Zak s’abrita derrière une colonne de granit ; il venait d’entendre comme un sourd grondement. Il resta figé pendant une poignée de secondes, puis se rendit compte qu’il n’y avait aucun bruit ; peut-être avait-il halluciné à cause du stress. Il reprit sa ronde sans un mot, mais plus prudent que jamais.

Un bruissement le figea de nouveau.

Il se tourna vers le centre du gouffre, par-delà quelques troncs de pierre. Là-bas, il y faisait sombre. C’était une ombre épaisse qui semblait s’accumuler au milieu de la zone.

Une ombre épaisse… ou alors, le Condamné.

La forme se soulevait et s’abaissait avec lenteur, mais régularité. La chose, d’une noirceur impénétrable, respirait. Une respiration endormie. Zak s’avança à pas lents ; il accentua son regard et aperçut les mouvements de Garûnd face à lui, de l’autre côté du gouffre. Ils avaient tous les deux vu le Condamné. L’attaquer en même temps de chaque côté semblait être la solution optimale.

Pourtant, le Condamné arrêta soudain de respirer alors qu’ils étaient encore loin de lui. Un grognement bestial retentit, sec et bref. Zak et Garûnd s’immobilisèrent au même instant.

Leur cœur s’emballa dans leur poitrine.

Leur instinct leur hurla de faire demi-tour.

Comme s’il connaissait déjà cette créature et savait que les humains n’avaient aucune chance face à elle.

Zak dut faire une monumental effort de volonté pour rester sur place. Il sentait presque la puissance du Condamné devant lui, comme si sa force et sa haine étaient palpables dans l’air autour d’eux.
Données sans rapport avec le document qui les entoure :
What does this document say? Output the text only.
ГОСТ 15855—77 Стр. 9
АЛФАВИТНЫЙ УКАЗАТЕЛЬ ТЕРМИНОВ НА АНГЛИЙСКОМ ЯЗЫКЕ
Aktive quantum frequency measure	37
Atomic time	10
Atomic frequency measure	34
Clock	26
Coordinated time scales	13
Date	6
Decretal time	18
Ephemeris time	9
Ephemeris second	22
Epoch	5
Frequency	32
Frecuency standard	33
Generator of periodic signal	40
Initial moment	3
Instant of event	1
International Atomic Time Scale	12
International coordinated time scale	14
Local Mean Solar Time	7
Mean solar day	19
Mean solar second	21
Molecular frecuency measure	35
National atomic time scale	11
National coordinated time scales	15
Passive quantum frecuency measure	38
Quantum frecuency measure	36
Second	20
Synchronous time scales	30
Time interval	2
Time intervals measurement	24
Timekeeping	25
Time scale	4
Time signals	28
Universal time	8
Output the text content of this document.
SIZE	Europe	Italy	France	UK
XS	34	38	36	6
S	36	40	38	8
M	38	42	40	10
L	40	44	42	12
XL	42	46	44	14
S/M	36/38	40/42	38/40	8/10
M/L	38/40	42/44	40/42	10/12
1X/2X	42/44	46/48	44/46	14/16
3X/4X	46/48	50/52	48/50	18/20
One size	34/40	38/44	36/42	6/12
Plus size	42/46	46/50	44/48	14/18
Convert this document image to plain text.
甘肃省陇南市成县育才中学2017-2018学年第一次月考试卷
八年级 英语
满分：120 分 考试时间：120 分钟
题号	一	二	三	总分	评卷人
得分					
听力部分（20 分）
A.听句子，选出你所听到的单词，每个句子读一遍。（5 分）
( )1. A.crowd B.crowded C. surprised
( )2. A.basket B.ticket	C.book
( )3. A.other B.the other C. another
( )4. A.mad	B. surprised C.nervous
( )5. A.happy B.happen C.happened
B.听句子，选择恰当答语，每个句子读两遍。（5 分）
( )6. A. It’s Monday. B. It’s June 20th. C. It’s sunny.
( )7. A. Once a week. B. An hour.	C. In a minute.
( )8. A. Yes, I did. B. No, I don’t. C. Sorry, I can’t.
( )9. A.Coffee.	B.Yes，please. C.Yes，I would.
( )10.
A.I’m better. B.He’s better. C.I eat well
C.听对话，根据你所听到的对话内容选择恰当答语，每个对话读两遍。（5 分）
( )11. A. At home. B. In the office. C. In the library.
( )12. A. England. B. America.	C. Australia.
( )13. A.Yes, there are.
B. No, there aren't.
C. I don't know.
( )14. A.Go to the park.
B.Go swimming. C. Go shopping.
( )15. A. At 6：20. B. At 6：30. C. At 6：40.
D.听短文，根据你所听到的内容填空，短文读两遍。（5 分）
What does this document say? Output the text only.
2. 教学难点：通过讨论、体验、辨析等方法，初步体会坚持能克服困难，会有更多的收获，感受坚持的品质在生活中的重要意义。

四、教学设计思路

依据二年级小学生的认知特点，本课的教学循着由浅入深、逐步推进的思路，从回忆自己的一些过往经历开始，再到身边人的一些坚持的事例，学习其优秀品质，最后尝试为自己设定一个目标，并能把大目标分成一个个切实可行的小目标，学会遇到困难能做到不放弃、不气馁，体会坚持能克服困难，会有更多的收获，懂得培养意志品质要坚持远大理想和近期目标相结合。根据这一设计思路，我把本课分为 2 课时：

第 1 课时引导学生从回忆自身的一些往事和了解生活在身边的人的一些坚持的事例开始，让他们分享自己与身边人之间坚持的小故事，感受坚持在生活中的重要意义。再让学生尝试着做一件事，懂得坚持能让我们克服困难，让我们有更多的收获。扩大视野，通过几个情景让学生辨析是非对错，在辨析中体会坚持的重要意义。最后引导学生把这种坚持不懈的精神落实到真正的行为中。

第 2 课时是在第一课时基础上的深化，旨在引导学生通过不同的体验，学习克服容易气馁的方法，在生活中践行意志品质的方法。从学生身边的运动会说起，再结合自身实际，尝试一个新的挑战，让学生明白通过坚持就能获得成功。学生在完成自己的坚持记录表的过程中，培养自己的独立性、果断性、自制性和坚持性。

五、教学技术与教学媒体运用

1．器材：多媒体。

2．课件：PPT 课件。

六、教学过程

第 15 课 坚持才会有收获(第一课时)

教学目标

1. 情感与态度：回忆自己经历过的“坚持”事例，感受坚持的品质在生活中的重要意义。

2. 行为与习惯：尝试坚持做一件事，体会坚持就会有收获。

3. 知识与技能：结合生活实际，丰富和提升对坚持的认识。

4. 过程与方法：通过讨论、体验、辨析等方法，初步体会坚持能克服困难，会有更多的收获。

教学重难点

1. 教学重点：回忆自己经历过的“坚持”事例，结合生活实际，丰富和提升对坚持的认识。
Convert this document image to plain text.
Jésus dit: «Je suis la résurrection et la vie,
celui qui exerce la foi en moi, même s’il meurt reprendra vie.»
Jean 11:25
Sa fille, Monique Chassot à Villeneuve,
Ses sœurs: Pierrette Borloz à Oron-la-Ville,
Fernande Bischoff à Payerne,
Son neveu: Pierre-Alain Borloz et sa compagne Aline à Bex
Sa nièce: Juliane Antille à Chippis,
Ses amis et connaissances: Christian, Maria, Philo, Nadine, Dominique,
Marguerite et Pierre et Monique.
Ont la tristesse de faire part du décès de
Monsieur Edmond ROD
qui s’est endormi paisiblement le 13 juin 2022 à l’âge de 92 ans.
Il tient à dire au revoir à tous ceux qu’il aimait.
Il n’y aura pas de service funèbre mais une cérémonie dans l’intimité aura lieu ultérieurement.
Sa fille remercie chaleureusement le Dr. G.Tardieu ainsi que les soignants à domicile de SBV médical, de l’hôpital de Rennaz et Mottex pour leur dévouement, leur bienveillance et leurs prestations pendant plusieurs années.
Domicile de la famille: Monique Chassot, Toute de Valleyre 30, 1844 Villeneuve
La silhouette massive de noirceur se dressa au centre du gouffre. Zak étouffa un cri d’effroi dans sa gorge. Le Condamné avait grandi. La dernière fois, il était de taille humaine, bien que sa silhouette fût toujours enveloppée d’une ombre dense et agitée, qui ne permettait jamais de le discerner clairement.

Mais là, il avait pris du muscle, c’était évident. Pendant un instant, Zak aperçut deux bras musculeux, aussi épais que les piliers de pierre qui les entouraient. Des jambes noueuses, puissantes, un torse large et des épaules solides. Pour une hauteur qui devait frôler les cinq mètres.

Mais avant de pouvoir le distinguer plus clairement, l’ombre qui le composait se délita et entoura son corps d’une sorte de fumée entre le liquide et le gaz. Le plasma sombre l’enveloppa, et il devînt ce qu’il avait toujours été aux yeux de Zak, dans les profondeurs de l’Arène : un cauchemar vivant, impossible à voir de ses propres yeux, un véritable monstre sans nom et sans visage. L’horreur-même.

Une machine à tuer, à la volonté instable et aux pouvoirs terrifiants. Mais là, Zak était incapable de le paralyser. Il était trop grand, et sûrement trop puissant.

Le Mutant Électrique s’en voulut soudain d’avoir eu cet instant de relâchement, quelques semaines plus tôt. C’était de sa faute à lui, si cette… cette chose était en liberté. Si elle avait réussi à quitter sa cellule sous l’Arène.

Une secousse fit trembler le sol. Le Condamné pivota droit sur lui. Zak sentit les poils de sa nuque se dresser, et des frissons d’appréhension parcoururent son corps.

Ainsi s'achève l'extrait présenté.